Two objects dropped in a vacuum fall at the same rate. They also follow the same path — straight down. In practice though we rarely drop things in a vacuum. Intuition tells us the size and shape of an object will affect the speed it falls and the drag it produces, but the size and shape affect the object’s path of descent. Yet, while the flipping of a falling penny or the fluttering of a playing card may seem chaotic and unpredictable, a recent study has classified a range of similar behaviors that a spheroid undergoes as it accelerates through a fluid. Their results relate the aspect ratio of buoyantly similar but geometrically disparate objects to the fluttering, tumbling, and helical modes of a rising spheroid through a viscous fluid. The results were published in the Journal of Fluid Mechanics in February of 2021.
Both Galilao and Newton studied this effect using bubbles and falling hog bladders respectively. Though Newton understood objects experience the same acceleration due to gravity, he identified that in practice, drag can make things more complicated. So complicated that researchers are still trying to understand the dynamics of objects pushing through fluids (in Newton’s case, air can be treated like a fluid). The problem is more than esoteric “stamp collecting” though. According to the authors, understanding the movement of particles through a fluid can lead to new techniques for chemical mixing in industrial scenarios as well as in new lab-on-a-chip microfluidic devices. The process is also present in nature in the form of sedimentation in rivers and oceans, as well as the precipitation of snow, hail and rain.

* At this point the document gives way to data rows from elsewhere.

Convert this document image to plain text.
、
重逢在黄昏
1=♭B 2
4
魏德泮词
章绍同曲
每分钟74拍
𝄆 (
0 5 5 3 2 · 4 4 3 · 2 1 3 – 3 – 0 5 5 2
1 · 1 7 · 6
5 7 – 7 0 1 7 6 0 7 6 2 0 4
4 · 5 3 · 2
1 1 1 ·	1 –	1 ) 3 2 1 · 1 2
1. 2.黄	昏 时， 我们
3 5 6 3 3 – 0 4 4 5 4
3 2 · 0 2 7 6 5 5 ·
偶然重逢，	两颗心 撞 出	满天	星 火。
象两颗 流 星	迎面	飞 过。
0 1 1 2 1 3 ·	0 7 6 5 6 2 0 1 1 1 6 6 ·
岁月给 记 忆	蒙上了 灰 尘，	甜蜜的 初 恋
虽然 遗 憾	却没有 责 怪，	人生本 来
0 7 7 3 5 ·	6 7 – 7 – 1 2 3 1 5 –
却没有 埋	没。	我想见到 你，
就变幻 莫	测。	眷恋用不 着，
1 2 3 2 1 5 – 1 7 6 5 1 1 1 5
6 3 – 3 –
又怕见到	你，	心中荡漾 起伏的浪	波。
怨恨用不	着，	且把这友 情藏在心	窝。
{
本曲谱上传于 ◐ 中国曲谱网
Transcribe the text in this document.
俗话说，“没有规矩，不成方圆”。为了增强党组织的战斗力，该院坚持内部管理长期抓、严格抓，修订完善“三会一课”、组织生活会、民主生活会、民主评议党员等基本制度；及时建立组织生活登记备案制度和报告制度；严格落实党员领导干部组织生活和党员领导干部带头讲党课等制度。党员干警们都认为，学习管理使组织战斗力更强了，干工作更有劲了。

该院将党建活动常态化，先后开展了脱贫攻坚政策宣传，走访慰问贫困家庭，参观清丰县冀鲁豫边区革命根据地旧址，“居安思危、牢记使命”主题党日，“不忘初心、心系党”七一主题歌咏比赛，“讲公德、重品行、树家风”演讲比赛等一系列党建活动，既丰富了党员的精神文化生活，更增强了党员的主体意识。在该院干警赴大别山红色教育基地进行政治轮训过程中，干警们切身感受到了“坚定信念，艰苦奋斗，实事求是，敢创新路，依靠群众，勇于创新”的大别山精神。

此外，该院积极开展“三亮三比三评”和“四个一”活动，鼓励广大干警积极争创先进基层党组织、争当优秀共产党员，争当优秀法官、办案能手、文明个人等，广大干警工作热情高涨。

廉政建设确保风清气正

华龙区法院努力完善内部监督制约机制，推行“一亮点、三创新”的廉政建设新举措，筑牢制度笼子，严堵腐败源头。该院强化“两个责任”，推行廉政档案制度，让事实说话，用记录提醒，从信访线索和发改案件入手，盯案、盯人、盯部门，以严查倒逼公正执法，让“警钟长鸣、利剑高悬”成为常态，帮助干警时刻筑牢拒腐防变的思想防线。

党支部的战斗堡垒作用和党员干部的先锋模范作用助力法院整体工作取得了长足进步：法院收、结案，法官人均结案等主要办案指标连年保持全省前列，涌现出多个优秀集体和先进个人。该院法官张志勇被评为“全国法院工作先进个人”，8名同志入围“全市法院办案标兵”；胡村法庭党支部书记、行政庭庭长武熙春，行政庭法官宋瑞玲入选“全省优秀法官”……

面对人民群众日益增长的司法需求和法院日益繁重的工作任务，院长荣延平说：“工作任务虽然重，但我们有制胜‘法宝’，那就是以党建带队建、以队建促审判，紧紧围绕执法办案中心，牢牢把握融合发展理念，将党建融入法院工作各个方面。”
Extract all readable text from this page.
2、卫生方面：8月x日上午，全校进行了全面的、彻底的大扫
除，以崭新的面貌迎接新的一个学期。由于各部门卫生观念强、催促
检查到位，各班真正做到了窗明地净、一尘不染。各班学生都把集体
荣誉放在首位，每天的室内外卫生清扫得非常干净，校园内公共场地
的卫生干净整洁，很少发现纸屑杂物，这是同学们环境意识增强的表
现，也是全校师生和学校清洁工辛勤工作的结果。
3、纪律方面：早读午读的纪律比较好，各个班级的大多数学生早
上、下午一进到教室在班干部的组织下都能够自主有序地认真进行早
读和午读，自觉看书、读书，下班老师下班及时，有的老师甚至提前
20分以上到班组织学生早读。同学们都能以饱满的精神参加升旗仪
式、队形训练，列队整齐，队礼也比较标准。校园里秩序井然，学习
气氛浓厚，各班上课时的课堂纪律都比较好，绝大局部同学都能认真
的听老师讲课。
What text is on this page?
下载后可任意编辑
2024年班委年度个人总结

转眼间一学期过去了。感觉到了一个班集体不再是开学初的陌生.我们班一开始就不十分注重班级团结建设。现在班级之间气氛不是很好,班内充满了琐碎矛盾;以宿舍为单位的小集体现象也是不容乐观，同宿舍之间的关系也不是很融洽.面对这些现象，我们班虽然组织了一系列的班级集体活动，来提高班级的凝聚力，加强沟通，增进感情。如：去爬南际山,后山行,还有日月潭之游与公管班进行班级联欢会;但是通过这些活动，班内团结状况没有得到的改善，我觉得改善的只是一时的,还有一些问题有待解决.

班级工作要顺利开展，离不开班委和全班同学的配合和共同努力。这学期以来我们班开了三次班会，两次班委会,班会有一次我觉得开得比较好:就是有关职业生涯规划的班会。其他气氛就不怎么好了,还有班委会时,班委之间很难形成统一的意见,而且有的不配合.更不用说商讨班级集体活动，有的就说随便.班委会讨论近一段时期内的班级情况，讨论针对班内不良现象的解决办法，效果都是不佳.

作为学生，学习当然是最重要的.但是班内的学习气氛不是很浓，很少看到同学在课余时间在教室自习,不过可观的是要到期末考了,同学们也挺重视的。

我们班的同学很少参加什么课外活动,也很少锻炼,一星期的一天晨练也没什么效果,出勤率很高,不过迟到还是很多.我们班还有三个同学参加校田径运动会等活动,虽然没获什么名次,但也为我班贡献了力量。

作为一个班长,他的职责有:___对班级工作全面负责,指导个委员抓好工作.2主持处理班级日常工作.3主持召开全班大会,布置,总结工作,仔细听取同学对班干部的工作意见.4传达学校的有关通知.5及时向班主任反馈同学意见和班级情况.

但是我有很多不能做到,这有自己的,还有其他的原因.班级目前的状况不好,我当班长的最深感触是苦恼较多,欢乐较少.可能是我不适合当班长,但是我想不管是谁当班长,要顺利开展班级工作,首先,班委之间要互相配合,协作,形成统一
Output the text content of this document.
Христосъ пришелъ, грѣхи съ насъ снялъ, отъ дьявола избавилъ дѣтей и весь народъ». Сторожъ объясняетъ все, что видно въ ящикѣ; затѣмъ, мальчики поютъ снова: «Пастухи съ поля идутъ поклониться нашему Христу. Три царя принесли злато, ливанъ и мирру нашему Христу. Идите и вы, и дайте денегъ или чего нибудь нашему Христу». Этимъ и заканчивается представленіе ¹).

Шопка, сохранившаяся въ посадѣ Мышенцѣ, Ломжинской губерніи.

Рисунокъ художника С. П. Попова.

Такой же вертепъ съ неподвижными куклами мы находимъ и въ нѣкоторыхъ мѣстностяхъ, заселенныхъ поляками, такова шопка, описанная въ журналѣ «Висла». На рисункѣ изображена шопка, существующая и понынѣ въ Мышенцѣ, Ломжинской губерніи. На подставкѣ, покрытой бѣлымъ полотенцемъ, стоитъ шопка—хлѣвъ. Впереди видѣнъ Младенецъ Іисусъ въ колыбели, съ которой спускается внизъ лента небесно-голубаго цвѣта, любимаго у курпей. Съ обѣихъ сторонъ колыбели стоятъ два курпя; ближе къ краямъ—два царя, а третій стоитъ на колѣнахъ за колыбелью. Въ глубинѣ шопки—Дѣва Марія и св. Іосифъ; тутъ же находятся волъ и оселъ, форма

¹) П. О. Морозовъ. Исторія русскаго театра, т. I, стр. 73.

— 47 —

What makes this problem complicated is not the understanding of an exotic and new type of physics; it’s in characterizing the interplay between the forces at work. Similar to how icebergs actually sit in water, buoyancy often results in the broad-side of the object laying perpendicularly to the force of gravity. Though if the object moves through a fluid, the force of drag often causes the object’s broadside to become parallel to its direction of motion. This leads to a dynamic and changing net force that causes spheroids to tumble, flutter, or in some instances, rise in a helical trajectory like a surfacing submarine. By coloring sections of the spheroid particles in their experiment and tracking their motion in 3-dimensions, the researchers were able to fully reconstruct the motion of their particles including more subtle fluctuations in the orientation of these particles.
The authors found these dynamics to be predictable based on how non-spherical the particles were, classifying their motion into several broad categories. In particular, they tracked a range of particles, from oblate (shaped like an M&M) to prolate (shaped like a drug capsule). Generally, oblate particles were more likely to flutter — like the wobbling of a spinning coin as it comes to rest — while prolate particles could be found to rise in a helical trajectory.
Perhaps surprisingly, despite rising and falling particles appearing similar, their dynamics in general, are not. For a particle to rise, its density must be lower than the fluid it’s in. But increasing the particle’s density does more than cause it to sink. It can also limit the particle’s ability to take on some of the more dramatic fluttering and wobbling motions. And while this study broadly classifies a range of rise behaviors, the researchers note there are still outstanding questions about how the frequency with which the particles deviate from their purely vertical rise (zig-zagging for instance) is still somewhat mysterious.
Like many classic problems, the seeming simplicity in fact belies a host of rich and complicated behaviors. Yet this study presents a big step in characterizing and understanding processes like mechanical mixing in microfluidic devices, settling of sediment, or even the vertical rise of aquatic gastropods. However, it would seem that a full description of this common phenomenon may never truly be “simple”.